Schools Send DNA Kits to Parents in an Emergency Situation to Identify Children

Texas schools send their children home with DNA kits that help to identify them “in case of an emergency.”

These kits were required by a Senate bill passed in 2021, which requires that the Texas Education Agency distribute inkless, at-home fingerprint and DNA identification kit to all Texas school districts and open enrollment charter schools. “for distribution to the parent or legal custodian of certain students,”According to Legislative.
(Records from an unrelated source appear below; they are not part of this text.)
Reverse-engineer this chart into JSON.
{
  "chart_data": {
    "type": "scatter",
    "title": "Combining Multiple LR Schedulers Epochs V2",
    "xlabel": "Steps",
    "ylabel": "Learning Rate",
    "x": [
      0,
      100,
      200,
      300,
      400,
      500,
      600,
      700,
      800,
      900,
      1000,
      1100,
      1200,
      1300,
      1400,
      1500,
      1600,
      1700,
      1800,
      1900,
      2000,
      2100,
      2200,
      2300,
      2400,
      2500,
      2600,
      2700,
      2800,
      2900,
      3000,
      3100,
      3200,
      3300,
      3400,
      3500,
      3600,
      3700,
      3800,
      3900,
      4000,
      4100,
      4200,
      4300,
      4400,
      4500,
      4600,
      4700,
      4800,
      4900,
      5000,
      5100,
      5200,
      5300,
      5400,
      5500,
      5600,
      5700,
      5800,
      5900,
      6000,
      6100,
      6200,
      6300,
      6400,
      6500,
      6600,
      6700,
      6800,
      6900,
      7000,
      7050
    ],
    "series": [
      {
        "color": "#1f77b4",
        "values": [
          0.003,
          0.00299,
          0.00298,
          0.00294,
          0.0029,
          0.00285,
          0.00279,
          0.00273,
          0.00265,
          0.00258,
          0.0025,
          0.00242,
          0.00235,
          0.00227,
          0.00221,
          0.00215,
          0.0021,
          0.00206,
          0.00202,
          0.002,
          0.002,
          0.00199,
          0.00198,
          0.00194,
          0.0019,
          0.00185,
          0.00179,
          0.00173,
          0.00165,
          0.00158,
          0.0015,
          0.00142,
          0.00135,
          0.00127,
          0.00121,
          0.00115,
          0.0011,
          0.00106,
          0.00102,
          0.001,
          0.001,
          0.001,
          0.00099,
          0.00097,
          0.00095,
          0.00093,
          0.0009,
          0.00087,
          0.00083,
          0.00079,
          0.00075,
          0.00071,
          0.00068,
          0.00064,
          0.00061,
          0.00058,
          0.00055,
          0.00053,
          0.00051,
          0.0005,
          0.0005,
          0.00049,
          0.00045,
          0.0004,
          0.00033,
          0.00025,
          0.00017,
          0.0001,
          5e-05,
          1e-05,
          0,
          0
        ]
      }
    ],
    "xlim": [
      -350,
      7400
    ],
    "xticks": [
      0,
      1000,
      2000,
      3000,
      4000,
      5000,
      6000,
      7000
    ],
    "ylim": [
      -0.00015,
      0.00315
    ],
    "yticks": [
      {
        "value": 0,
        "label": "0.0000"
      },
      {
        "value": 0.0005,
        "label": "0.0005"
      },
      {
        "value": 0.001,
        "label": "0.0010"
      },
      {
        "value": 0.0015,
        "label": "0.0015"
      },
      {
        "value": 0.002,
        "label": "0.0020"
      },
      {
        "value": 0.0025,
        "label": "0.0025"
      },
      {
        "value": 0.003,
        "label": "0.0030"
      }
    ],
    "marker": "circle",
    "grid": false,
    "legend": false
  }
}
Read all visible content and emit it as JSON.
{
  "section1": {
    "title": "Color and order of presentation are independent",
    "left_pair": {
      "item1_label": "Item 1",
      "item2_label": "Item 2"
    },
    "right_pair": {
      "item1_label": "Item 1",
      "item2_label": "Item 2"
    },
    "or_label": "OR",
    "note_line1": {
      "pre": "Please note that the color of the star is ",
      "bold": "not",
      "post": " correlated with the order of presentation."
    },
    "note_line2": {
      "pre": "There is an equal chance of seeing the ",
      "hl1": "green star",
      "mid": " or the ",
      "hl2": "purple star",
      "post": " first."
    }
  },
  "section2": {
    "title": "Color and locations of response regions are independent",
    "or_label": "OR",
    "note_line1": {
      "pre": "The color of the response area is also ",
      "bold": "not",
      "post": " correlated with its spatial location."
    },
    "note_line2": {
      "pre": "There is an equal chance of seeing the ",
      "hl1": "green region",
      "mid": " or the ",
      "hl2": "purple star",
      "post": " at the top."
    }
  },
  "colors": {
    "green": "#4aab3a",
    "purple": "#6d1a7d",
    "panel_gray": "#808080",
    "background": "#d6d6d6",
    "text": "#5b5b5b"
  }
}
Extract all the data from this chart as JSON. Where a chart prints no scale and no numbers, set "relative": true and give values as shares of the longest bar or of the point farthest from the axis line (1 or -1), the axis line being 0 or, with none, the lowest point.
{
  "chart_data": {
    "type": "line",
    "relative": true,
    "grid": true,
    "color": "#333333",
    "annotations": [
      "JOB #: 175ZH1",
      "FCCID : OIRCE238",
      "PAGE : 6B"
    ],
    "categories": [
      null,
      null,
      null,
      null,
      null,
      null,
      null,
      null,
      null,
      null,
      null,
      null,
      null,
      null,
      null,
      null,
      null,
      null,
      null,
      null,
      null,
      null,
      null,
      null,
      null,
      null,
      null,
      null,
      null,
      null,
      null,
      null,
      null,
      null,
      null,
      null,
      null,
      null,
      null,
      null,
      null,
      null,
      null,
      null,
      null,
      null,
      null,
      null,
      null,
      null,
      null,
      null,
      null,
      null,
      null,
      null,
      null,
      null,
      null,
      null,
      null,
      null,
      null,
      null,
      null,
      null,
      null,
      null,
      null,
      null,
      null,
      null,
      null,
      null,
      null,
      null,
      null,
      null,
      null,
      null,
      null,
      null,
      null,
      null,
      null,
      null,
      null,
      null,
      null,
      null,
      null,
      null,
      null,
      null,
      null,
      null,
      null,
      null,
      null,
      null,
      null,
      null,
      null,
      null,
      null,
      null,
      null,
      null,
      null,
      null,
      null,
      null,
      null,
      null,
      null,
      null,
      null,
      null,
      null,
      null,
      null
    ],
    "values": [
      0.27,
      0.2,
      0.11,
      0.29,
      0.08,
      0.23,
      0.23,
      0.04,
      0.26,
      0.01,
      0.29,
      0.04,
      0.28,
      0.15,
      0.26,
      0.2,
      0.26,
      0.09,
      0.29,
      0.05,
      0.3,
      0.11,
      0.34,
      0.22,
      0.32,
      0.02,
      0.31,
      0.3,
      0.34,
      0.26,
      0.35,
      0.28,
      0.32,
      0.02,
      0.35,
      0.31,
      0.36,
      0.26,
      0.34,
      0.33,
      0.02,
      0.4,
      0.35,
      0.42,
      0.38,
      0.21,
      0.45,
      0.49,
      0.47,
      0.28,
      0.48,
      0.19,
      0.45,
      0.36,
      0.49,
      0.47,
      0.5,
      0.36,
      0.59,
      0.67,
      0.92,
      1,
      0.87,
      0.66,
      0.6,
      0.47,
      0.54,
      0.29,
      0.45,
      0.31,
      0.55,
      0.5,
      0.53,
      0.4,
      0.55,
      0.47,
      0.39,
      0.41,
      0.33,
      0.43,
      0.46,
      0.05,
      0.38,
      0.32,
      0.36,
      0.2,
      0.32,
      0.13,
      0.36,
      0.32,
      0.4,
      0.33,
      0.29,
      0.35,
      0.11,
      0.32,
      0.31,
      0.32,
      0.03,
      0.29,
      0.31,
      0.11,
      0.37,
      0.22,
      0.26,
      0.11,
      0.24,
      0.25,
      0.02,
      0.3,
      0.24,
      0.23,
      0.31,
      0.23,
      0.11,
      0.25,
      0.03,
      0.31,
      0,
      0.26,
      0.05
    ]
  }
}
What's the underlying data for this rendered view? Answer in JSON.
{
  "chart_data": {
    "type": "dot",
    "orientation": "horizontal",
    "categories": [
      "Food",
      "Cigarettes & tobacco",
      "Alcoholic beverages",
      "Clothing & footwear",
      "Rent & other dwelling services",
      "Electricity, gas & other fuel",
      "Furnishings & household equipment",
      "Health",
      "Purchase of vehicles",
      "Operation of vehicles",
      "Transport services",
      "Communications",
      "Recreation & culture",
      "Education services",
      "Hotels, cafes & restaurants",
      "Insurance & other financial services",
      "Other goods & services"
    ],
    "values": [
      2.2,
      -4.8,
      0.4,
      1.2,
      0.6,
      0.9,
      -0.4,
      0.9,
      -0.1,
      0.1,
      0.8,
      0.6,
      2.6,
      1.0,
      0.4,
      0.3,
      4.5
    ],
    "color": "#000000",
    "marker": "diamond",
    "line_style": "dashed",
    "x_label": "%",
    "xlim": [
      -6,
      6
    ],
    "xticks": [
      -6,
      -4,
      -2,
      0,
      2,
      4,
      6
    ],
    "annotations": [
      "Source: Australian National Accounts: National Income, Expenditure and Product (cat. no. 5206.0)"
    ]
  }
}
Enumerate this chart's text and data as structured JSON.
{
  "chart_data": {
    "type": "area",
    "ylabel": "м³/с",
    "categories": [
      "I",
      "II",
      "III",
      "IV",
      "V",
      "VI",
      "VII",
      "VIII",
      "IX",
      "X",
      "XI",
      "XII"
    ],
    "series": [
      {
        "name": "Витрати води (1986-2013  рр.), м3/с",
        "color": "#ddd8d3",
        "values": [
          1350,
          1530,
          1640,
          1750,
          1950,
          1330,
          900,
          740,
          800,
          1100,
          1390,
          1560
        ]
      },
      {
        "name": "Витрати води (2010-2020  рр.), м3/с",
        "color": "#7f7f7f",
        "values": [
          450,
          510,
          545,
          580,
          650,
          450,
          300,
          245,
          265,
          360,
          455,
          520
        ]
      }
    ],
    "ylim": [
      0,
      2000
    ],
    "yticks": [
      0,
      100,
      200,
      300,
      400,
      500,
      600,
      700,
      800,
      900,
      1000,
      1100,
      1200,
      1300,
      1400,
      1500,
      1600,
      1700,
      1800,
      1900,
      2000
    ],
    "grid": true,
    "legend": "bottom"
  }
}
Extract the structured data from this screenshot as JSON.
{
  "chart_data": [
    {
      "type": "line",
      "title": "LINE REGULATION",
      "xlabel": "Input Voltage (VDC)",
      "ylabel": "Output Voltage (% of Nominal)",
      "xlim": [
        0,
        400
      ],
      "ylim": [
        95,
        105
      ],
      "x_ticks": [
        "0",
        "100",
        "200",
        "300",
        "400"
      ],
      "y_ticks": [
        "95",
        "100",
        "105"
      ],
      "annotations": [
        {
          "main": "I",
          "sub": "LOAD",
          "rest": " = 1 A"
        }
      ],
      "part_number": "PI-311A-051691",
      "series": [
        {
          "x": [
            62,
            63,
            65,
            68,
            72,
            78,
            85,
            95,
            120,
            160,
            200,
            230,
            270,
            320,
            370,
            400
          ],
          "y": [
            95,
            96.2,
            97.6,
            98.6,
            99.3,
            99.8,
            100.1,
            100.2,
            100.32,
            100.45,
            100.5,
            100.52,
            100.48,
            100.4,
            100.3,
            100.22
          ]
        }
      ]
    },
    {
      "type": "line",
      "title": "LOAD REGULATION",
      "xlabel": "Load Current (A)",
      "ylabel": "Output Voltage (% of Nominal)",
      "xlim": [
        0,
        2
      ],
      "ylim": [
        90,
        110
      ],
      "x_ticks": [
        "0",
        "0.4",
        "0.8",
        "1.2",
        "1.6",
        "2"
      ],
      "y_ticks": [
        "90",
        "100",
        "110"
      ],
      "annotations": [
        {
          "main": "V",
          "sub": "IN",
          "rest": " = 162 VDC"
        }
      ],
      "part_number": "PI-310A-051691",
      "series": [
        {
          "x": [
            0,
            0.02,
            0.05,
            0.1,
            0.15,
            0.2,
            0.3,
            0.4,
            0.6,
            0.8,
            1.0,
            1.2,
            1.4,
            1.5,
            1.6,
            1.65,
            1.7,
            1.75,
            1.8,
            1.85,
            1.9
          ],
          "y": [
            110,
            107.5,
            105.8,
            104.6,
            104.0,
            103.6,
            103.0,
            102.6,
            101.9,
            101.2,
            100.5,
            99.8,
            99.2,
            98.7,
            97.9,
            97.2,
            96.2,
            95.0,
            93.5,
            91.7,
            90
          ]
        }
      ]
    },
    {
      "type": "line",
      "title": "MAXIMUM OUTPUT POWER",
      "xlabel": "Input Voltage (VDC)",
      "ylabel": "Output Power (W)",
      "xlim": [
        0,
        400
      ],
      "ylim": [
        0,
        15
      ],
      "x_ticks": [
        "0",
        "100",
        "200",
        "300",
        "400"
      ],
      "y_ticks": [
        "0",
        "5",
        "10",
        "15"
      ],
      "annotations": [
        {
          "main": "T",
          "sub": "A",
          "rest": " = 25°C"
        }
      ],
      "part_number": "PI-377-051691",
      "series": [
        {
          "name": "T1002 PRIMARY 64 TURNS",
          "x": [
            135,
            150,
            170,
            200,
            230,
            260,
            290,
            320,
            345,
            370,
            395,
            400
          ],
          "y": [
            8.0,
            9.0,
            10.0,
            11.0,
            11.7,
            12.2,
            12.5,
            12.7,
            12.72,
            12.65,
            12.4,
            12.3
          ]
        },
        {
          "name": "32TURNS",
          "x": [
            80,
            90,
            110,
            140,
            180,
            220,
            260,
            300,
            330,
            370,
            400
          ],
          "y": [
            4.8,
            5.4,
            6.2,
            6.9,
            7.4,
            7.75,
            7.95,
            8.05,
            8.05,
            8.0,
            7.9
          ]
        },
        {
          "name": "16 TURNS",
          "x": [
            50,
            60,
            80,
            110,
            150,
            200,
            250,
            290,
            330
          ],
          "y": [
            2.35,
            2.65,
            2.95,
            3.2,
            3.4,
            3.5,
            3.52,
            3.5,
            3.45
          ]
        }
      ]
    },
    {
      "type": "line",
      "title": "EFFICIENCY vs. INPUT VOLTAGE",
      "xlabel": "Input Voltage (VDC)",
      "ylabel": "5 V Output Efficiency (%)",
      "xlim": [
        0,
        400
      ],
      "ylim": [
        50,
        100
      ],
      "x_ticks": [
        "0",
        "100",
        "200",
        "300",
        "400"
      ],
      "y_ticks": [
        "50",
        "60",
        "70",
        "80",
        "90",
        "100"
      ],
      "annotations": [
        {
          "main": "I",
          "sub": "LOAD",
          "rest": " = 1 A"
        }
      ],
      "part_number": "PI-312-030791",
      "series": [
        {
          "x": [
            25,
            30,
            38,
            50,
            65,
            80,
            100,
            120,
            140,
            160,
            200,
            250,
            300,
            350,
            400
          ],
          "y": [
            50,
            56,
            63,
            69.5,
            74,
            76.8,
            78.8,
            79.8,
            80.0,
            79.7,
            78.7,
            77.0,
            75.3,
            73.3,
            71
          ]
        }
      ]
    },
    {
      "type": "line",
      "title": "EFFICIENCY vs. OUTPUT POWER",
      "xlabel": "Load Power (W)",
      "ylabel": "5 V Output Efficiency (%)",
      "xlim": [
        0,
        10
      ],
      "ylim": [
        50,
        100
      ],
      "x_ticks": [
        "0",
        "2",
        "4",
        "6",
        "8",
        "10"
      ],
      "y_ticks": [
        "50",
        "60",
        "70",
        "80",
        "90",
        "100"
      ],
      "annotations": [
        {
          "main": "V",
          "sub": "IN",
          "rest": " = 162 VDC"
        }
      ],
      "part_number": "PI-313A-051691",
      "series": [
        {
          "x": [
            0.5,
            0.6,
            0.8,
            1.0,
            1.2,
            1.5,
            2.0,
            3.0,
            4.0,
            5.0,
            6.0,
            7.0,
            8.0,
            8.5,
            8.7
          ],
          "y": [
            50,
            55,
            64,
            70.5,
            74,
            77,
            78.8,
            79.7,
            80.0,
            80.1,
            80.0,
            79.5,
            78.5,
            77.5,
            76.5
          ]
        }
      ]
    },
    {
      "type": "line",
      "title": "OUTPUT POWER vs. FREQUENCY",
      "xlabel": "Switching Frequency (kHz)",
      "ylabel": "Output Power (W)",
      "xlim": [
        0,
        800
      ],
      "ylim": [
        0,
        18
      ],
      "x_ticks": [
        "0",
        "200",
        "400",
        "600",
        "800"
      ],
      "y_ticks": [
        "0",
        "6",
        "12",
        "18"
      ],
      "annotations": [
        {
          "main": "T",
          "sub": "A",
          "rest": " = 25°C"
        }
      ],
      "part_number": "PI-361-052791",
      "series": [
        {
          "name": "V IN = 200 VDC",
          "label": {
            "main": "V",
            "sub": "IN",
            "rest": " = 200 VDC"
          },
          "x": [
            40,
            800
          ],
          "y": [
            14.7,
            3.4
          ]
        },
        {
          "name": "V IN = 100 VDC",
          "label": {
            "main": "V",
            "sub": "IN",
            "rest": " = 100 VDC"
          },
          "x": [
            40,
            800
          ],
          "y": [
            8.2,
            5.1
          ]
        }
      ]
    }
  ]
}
According to the website, these kits can be used as an optional part of the larger National Child Identification Program through Federal Bureau of Investigation.

It serves as a stark reminder of recent tragedies in Texas schools, with distribution starting in the fall.

The legislature mentions the use of the kit to find missing and trafficked kids, but some Texas parents have suggested additional meaning behind the kit.

In the wake of the recent mass shooting that occurred at Robb Elementary in Uvalde, many parents had to submit DNA to help officials identify deceased children due to the damage the weapon used in the massacre did to their remains, According to NBC News.

Brett Cross is a father of one of the Uvalde massacre victim’s. He took to Twitter to vent his frustrations at lawmakers for not taking the issue seriously.

“Yeah! Awesome! Let’s identify kids after they’ve been murdered instead of fixing issues that could ultimately prevent them from being murdered. It’s like wiping your ass before you take a shit,”Cross wrote in a Tweet.

“Texas Gov. Greg Abbott is choosing to send DNA kits to schools that parents can use to identify their children’s bodies AFTER they’ve been murdered rather than pass gun safety laws to proactively protect their lives,”Shannon Watts, founder of Moms Demand Action for Gun Sense in America in a statement. Tweet.

The legislature does not state that the kits were intended to be used for identifying students in case of a shooting. “emergency,” Texas lawmakers said the bill was initiated after a school shooting that occurred in 2018, according to the Dallas Morning News.